New report to the Storting on state ownership

The Norwegian Government has today presented the ownership-report to the Storting (white paper) A greener and more active state ownership – The state’s direct ownership of companies. The previous report to the Storting was published in 2019.

In Norway, the state’s direct ownership of companies is substantial and comprises of companies where the state’s ownership is managed directly by a ministry. The state owns 70 companies managed by 12 different ministries. At year-end 2021, the value of the state’s direct ownership was estimated to be NOK 1,179 billion. Of this, the value of companies listed on Oslo Stock Exchange accounted for NOK 844 billion of the total value, corresponding to about one-fifth of the total assets listed on the Oslo Stock Exchange. The state holds shares directly in eight listed companies.

In the new white paper, the Government further develops its policy and strengthen the state’s expectations of the companies. The state will also more actively exercise its ownership role and thus contribute to accelerate the green transition.

An English version of the white paper will be published when the translation is completed.

In the following, some of the key elements of the new white paper are summarised:

Strengthened expectations

The Government further develops and strengthens the state’s expectations of the companies. In particular, this applies to the expectations on climate, nature, risk management, transparency and reporting, working conditions and remuneration of senior executives. By defining clear expectations of the companies through the white paper on ownership policy, the state wishes to be a more active owner to contribute to attaining the state’s goal as an owner.

Climate, nature and ecosystems

The state expects the companies to set targets and implement measures to reduce greenhouse gas emissions in the short and long term in line with the Paris Agreement, and to report on target achievement. When available, the state expects the targets to be science-based.

The Government also introduces new expectations of the companies related to nature and ecosystems. The state expects the companies to set targets and implement measures to reduce the negative impact, and to increase the positive impact, on nature and ecosystems, and to report on target achievement.

Remuneration of senior executives

The state expects that the remuneration of senior executives is competitive, but not market-leading, and is set with due regard to the principle of moderation. Furthermore, the state expects that the companies will disclose an explanation if salary adjustments for senior executives exceeds the adjustments for the company’s employees.

The Government’s view is that fixed salary shall be the primary component of a remuneration scheme. The expectation of a maximum achievable bonus for companies where the state’s goal is the highest possible return over time in a sustainable manner (category 1) will therefore be reduced from 50 to 25 per cent of fixed salary in The State's Guidelines for the Remuneration of Senior Executives in Companies with State Ownership.

For companies where the state seeks sustainable and the most efficient possible attainment of public policy goals (category 2) it can be particularly demanding to find good criteria that reflect the company's goals and strategies.
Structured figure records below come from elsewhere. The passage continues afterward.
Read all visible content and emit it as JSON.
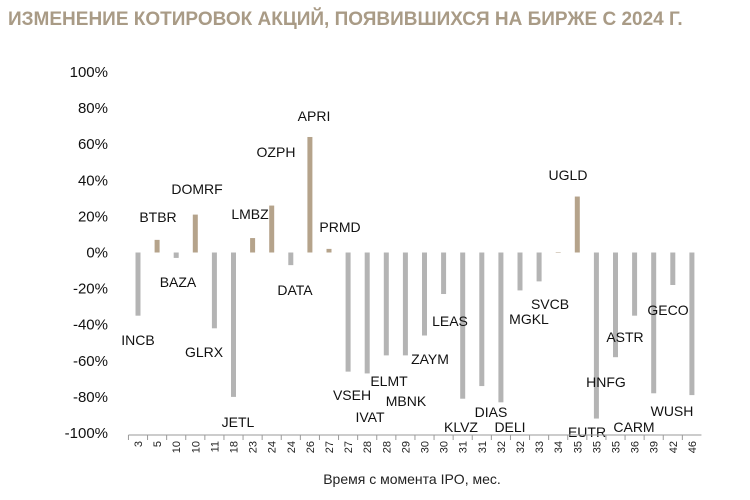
{
  "colors": {
    "positive": "#b5a38b",
    "negative": "#b4b4b4",
    "title": "#a99b86"
  },
  "chart_data": {
    "type": "bar",
    "title": "ИЗМЕНЕНИЕ КОТИРОВОК АКЦИЙ, ПОЯВИВШИХСЯ НА БИРЖЕ С 2024 Г.",
    "xlabel": "Время с момента IPO, мес.",
    "ylabel": "",
    "ylim": [
      -100,
      100
    ],
    "yticks": [
      "100%",
      "80%",
      "60%",
      "40%",
      "20%",
      "0%",
      "-20%",
      "-40%",
      "-60%",
      "-80%",
      "-100%"
    ],
    "ytick_values": [
      100,
      80,
      60,
      40,
      20,
      0,
      -20,
      -40,
      -60,
      -80,
      -100
    ],
    "categories": [
      "3",
      "5",
      "10",
      "10",
      "11",
      "18",
      "23",
      "24",
      "24",
      "26",
      "27",
      "27",
      "28",
      "28",
      "29",
      "30",
      "30",
      "31",
      "31",
      "32",
      "32",
      "33",
      "34",
      "35",
      "35",
      "35",
      "36",
      "39",
      "42",
      "46"
    ],
    "labels": [
      "INCB",
      "BTBR",
      "BAZA",
      "DOMRF",
      "GLRX",
      "JETL",
      "LMBZ",
      "OZPH",
      "DATA",
      "APRI",
      "PRMD",
      "VSEH",
      "IVAT",
      "ELMT",
      "MBNK",
      "ZAYM",
      "LEAS",
      "KLVZ",
      "DIAS",
      "DELI",
      "MGKL",
      "SVCB",
      "",
      "UGLD",
      "EUTR",
      "HNFG",
      "ASTR",
      "CARM",
      "GECO",
      "WUSH"
    ],
    "values": [
      -35,
      7,
      -3,
      21,
      -42,
      -80,
      8,
      26,
      -7,
      64,
      2,
      -66,
      -67,
      -57,
      -57,
      -46,
      -23,
      -81,
      -74,
      -83,
      -21,
      -16,
      0,
      31,
      -92,
      -58,
      -35,
      -78,
      -18,
      -79
    ],
    "grid": false,
    "legend": "none"
  }
}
Therefore, the state will implement an expectation in The State's Guidelines for the Remuneration of Senior Executives in Companies with State Ownership that companies in category 2 do not use separate bonus schemes for senior executives.  

The framework continues to apply

The Government will pursue a responsible ownership-policy based on the key elements of the framework for the state’s exercise of ownership, of which there has been broad political consensus since the early 2000s. This has provided predictability for the companies and the capital market, thereby enabling the companies to develop and create value.
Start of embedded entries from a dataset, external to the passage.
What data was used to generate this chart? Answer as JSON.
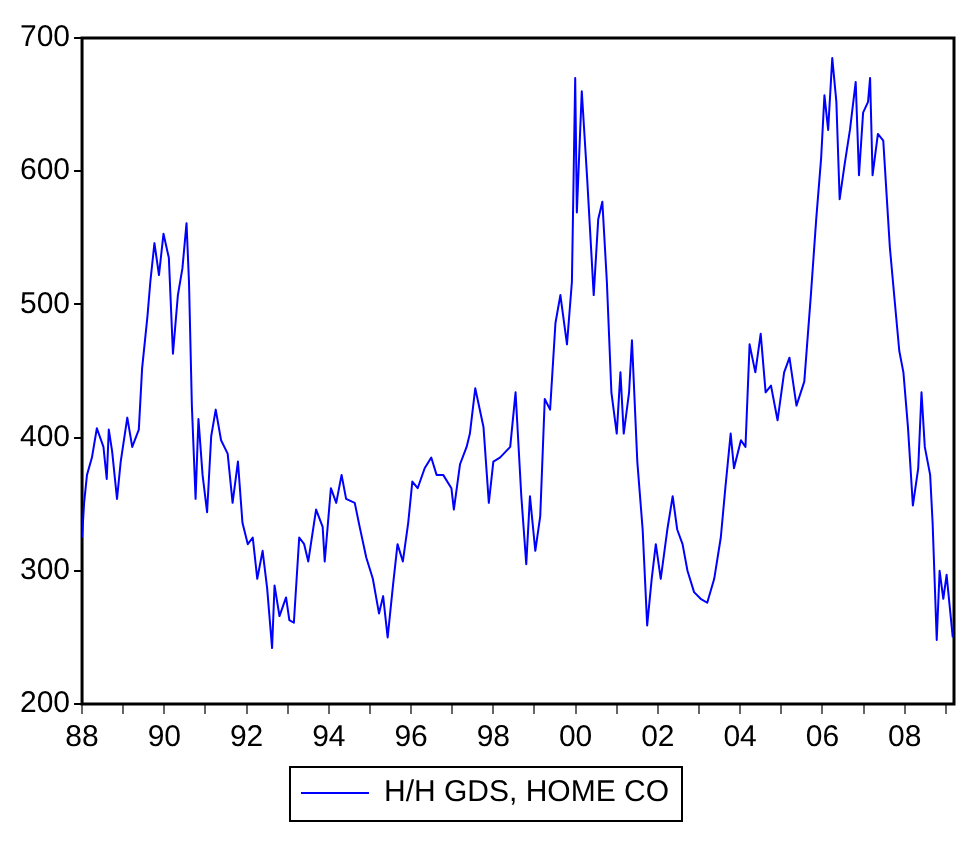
{
  "chart_data": {
    "type": "line",
    "x": [
      1988.0,
      1988.05,
      1988.12,
      1988.24,
      1988.36,
      1988.52,
      1988.6,
      1988.65,
      1988.73,
      1988.85,
      1988.94,
      1989.1,
      1989.22,
      1989.38,
      1989.46,
      1989.59,
      1989.66,
      1989.76,
      1989.87,
      1989.98,
      1990.11,
      1990.21,
      1990.33,
      1990.44,
      1990.54,
      1990.6,
      1990.67,
      1990.76,
      1990.83,
      1990.93,
      1991.04,
      1991.14,
      1991.25,
      1991.38,
      1991.54,
      1991.66,
      1991.79,
      1991.9,
      1992.03,
      1992.15,
      1992.26,
      1992.39,
      1992.5,
      1992.62,
      1992.68,
      1992.8,
      1992.96,
      1993.04,
      1993.15,
      1993.28,
      1993.4,
      1993.5,
      1993.69,
      1993.85,
      1993.9,
      1994.05,
      1994.18,
      1994.31,
      1994.42,
      1994.63,
      1994.75,
      1994.91,
      1995.07,
      1995.22,
      1995.32,
      1995.43,
      1995.56,
      1995.67,
      1995.8,
      1995.93,
      1996.03,
      1996.16,
      1996.33,
      1996.49,
      1996.62,
      1996.78,
      1996.98,
      1997.04,
      1997.19,
      1997.35,
      1997.43,
      1997.56,
      1997.76,
      1997.89,
      1998.0,
      1998.16,
      1998.41,
      1998.54,
      1998.68,
      1998.8,
      1998.89,
      1999.02,
      1999.14,
      1999.25,
      1999.38,
      1999.51,
      1999.63,
      1999.79,
      1999.91,
      1999.99,
      2000.03,
      2000.15,
      2000.28,
      2000.44,
      2000.55,
      2000.65,
      2000.76,
      2000.87,
      2001.0,
      2001.09,
      2001.17,
      2001.3,
      2001.37,
      2001.5,
      2001.63,
      2001.74,
      2001.85,
      2001.95,
      2002.07,
      2002.23,
      2002.36,
      2002.47,
      2002.6,
      2002.72,
      2002.88,
      2003.04,
      2003.2,
      2003.37,
      2003.53,
      2003.64,
      2003.77,
      2003.85,
      2004.02,
      2004.13,
      2004.23,
      2004.37,
      2004.5,
      2004.62,
      2004.75,
      2004.91,
      2005.07,
      2005.2,
      2005.37,
      2005.56,
      2005.72,
      2005.85,
      2005.97,
      2006.05,
      2006.14,
      2006.24,
      2006.34,
      2006.42,
      2006.54,
      2006.67,
      2006.81,
      2006.89,
      2006.99,
      2007.11,
      2007.16,
      2007.22,
      2007.35,
      2007.48,
      2007.64,
      2007.76,
      2007.87,
      2007.97,
      2008.08,
      2008.2,
      2008.33,
      2008.41,
      2008.49,
      2008.62,
      2008.68,
      2008.78,
      2008.85,
      2008.94,
      2009.02,
      2009.17
    ],
    "series": [
      {
        "name": "H/H GDS, HOME CO",
        "color": "#0000ff",
        "values": [
          325,
          351,
          372,
          385,
          407,
          393,
          369,
          406,
          390,
          354,
          382,
          415,
          393,
          406,
          452,
          491,
          517,
          546,
          522,
          553,
          535,
          463,
          507,
          527,
          561,
          517,
          424,
          354,
          414,
          372,
          344,
          401,
          421,
          398,
          388,
          351,
          382,
          336,
          320,
          325,
          294,
          315,
          287,
          242,
          289,
          266,
          280,
          263,
          261,
          325,
          320,
          307,
          346,
          333,
          307,
          362,
          351,
          372,
          354,
          351,
          333,
          310,
          294,
          268,
          281,
          250,
          289,
          320,
          307,
          336,
          367,
          362,
          377,
          385,
          372,
          372,
          362,
          346,
          380,
          393,
          403,
          437,
          408,
          351,
          382,
          385,
          393,
          434,
          356,
          305,
          356,
          315,
          341,
          429,
          421,
          486,
          507,
          470,
          517,
          670,
          569,
          660,
          595,
          507,
          564,
          577,
          517,
          434,
          403,
          449,
          403,
          434,
          473,
          382,
          331,
          259,
          294,
          320,
          294,
          331,
          356,
          331,
          320,
          300,
          284,
          279,
          276,
          294,
          325,
          362,
          403,
          377,
          398,
          393,
          470,
          449,
          478,
          434,
          439,
          413,
          449,
          460,
          424,
          442,
          507,
          564,
          610,
          657,
          631,
          685,
          652,
          579,
          605,
          631,
          667,
          597,
          644,
          652,
          670,
          597,
          628,
          623,
          543,
          502,
          465,
          449,
          408,
          349,
          377,
          434,
          393,
          372,
          336,
          248,
          300,
          279,
          297,
          250
        ]
      }
    ],
    "xlim": [
      1988,
      2009.2
    ],
    "xticks": [
      {
        "value": 1988,
        "label": "88"
      },
      {
        "value": 1989,
        "label": null
      },
      {
        "value": 1990,
        "label": "90"
      },
      {
        "value": 1991,
        "label": null
      },
      {
        "value": 1992,
        "label": "92"
      },
      {
        "value": 1993,
        "label": null
      },
      {
        "value": 1994,
        "label": "94"
      },
      {
        "value": 1995,
        "label": null
      },
      {
        "value": 1996,
        "label": "96"
      },
      {
        "value": 1997,
        "label": null
      },
      {
        "value": 1998,
        "label": "98"
      },
      {
        "value": 1999,
        "label": null
      },
      {
        "value": 2000,
        "label": "00"
      },
      {
        "value": 2001,
        "label": null
      },
      {
        "value": 2002,
        "label": "02"
      },
      {
        "value": 2003,
        "label": null
      },
      {
        "value": 2004,
        "label": "04"
      },
      {
        "value": 2005,
        "label": null
      },
      {
        "value": 2006,
        "label": "06"
      },
      {
        "value": 2007,
        "label": null
      },
      {
        "value": 2008,
        "label": "08"
      },
      {
        "value": 2009,
        "label": null
      }
    ],
    "ylim": [
      200,
      700
    ],
    "yticks": [
      200,
      300,
      400,
      500,
      600,
      700
    ],
    "grid": false,
    "legend": "bottom",
    "marker": "none",
    "line_style": "solid"
  }
}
The state’s exercise of ownership is based on the division of roles and responsibilities between the owner, the board of directors and the general manager as set out in company law, and on generally recognised principles and standards for corporate governance.

In line with good and responsible private owners the state will actively exercise its ownership-role within the framework.

Facts – The Norwegian state as an owner

  • Since 2002, a report to the Storting (white paper) on the state’s overall direct ownership has been presented in each parliamentary session.
  • The report to the Storting sets out the Government’s policy for why the state is an owner, what the state owns and how the state exercises its ownership. 
  • The state is a substantial owner in Norway, with direct ownership interests in 70 companies. 21 companies primarily operate in competition with others, and the state’s goal as an owner of these companies is the highest possible return over time in a sustainable manner. In 46 companies, the state has various public policy goals.
  • The companies are placed in two categories:
    • Category 1 comprises the companies where the state’s goal is the highest possible return over time in a sustainable manner.
    • Category 2 comprises the companies for which the state’s goal is sustainable and the most efficient possible attainment of public policy goals.
    • Three companies are not categorised.
  • In the national budget for 2022, the Government has asked the Storting to authorise a full or partial sale of Akastor ASA and Aker Solutions ASA.